Terkait pengawasan, pada masa pandemi Covid-19, Dispertan KPP melakukan pengawasan di pasar tradisional. Namun, teknisnya berbeda dengan tahun sebelumnya. Jumlah petugas dibatasi hanya dua atau tiga orang. Petugas langsung memberikan pembinaan bagi pedagang.
"Banyak pedagang yang belum membawa surat keterangan dari daerah asal, tapi setelah ada pengarahan dan sosialisasi sekarang sudah banyak yang membawa surat. Termasuk daging glonggongan sekarang sudah sangat berkurang. Jadi kami ada dua kegiatan, pertama sosialisasi ke masyarakat untuk memilih daging yang baik, kedua pada pedagangnya," papar Evy.
Sementara itu, Wakapolresta Solo AKBP Iwan Saktiadi menyatakan bakal berkoordinasi dengan Polresta Bandung terkait pemalsuan daging sapi dari daging babi. Setelah adanya koordinasi, Polresta Solo akan membantu melakukan penyidikan dan pengungkapan.

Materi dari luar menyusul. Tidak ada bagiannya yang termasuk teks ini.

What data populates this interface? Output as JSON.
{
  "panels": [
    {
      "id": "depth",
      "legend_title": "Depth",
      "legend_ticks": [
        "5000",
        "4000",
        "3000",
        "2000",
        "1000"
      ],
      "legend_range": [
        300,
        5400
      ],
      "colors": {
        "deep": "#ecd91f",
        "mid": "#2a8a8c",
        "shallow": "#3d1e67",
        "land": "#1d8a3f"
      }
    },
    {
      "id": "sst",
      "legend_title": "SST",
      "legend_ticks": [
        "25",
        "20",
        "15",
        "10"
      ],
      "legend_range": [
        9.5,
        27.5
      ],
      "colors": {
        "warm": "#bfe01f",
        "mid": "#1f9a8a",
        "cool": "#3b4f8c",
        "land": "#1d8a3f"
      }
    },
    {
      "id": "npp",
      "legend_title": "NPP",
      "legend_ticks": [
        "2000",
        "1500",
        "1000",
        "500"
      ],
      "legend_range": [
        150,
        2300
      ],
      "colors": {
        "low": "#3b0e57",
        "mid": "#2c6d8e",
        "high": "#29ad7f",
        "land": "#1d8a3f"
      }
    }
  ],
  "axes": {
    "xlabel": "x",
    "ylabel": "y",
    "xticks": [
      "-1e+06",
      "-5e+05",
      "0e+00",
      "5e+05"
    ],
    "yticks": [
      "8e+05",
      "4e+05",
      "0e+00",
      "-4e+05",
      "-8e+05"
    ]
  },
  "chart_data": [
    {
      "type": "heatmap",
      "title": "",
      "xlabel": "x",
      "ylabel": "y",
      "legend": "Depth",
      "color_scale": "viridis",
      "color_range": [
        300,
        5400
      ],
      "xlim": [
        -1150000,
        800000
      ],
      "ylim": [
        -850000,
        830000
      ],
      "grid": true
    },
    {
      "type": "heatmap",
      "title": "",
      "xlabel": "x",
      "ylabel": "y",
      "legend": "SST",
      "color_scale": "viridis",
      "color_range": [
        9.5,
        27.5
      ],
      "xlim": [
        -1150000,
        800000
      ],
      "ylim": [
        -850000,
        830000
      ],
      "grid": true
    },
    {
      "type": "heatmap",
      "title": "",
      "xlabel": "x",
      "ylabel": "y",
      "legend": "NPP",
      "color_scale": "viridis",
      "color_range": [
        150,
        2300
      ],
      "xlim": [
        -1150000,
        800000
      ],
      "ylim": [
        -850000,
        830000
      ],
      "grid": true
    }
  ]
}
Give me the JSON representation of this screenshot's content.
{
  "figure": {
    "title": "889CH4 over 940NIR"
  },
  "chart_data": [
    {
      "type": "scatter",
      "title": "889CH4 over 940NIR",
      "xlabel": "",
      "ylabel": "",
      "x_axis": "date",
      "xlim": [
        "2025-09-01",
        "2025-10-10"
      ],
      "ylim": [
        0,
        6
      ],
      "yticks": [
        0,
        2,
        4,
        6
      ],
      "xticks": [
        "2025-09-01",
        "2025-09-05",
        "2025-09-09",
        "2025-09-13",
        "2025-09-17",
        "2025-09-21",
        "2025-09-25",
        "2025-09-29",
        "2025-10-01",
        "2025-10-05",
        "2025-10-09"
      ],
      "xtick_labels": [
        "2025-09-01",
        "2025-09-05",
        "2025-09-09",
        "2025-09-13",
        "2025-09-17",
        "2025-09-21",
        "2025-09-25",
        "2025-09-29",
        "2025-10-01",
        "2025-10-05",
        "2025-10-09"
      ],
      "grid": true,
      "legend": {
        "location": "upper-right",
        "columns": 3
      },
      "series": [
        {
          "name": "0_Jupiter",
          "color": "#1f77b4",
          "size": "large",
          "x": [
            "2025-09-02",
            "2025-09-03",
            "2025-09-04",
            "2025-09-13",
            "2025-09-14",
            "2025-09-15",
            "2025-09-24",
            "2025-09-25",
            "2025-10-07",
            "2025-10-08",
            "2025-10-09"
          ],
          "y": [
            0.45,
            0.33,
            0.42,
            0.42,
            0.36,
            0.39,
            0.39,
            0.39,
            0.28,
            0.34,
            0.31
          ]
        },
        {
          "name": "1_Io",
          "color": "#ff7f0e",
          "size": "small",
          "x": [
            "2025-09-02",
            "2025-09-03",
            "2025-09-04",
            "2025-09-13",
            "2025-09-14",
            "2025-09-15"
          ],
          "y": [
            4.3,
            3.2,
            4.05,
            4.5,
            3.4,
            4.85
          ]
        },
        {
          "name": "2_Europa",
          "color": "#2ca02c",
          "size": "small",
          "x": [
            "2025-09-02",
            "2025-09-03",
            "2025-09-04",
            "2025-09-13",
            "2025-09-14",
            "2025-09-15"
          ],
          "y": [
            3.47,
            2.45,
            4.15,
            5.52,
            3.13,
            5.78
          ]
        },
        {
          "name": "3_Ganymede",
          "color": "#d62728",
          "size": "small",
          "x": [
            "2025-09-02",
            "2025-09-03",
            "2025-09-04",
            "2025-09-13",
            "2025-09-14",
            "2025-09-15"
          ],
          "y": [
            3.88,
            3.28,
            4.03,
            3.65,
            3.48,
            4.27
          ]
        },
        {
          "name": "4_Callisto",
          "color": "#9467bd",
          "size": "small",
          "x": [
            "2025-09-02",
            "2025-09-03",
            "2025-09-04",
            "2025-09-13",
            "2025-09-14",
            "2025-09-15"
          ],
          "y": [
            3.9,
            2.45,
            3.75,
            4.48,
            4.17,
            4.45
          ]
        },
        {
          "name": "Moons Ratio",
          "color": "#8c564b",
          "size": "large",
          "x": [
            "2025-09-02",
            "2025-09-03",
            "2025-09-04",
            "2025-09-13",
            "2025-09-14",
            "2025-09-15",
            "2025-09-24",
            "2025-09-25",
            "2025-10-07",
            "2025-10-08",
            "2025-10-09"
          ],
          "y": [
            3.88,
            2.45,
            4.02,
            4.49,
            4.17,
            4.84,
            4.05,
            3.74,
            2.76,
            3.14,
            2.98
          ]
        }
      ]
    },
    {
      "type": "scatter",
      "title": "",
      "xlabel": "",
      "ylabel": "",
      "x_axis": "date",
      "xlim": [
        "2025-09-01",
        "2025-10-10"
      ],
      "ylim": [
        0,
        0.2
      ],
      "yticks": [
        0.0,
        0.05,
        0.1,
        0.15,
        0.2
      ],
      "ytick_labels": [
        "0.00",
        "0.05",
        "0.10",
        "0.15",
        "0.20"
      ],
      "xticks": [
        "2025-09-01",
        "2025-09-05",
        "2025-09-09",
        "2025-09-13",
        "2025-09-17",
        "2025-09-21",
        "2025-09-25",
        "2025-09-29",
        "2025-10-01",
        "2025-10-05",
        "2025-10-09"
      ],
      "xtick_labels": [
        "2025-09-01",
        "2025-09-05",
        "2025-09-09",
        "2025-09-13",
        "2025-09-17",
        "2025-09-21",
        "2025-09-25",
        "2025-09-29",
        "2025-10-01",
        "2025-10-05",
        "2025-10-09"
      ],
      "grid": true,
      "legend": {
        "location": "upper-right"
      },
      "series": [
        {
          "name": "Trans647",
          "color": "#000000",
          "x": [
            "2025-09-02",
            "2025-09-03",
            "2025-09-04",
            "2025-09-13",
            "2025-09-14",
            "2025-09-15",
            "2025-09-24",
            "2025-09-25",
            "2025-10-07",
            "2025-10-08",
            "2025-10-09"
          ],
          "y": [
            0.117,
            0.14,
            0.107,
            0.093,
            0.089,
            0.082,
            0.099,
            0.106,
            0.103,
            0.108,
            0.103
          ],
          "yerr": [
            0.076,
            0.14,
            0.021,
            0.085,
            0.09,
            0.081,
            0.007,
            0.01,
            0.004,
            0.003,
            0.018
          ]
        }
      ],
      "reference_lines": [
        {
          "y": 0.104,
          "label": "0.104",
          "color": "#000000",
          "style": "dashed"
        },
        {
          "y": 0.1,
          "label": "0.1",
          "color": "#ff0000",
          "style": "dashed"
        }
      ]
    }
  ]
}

"Kami belum menerima informasi secara langsung. Artinya dari Polresta Bandung belum berkoordinasi dengan kami memastikan apakah sumbernya dari Solo. Jadi belum bisa men-declare," terangnya kepada wartawan.
Jajaran Satreskrim Polresta Bandung berhasil mengamankan penjual daging babi yang mengolahnya menyerupai daging sapi. Daging itu kemudian dijual ke masyarakat. Dua orang yang ditangkap di antaranya adalah pengepul berinisial Y dan M, sedangkan dua lainnya merupakan pengecer berinisial AS dan AR.
Menurutnya, dua pengepul mengolah daging babi yang berwarna pucat menggunakan borak sehingga menyerupai daging sapi dengan warna merah dan dijual dengan harga daging sapi. Pelaku Y dan M ini katanya merupakan warga Solo yang mengontrak di Kabupaten Bandung dan sudah setahun menjalankan aksinya.
Ia mengatakan, keduanya memperoleh daging babi dari Solo yang dikirim menggunakan truk pickup. Katanya, selama satu tahun di Kabupaten Bandung mereka sudah mengolah daging babi menyerupai daging sapi mencapai 63 ton dengan rata-rata perminggu mendistribusikan 600 kilogram.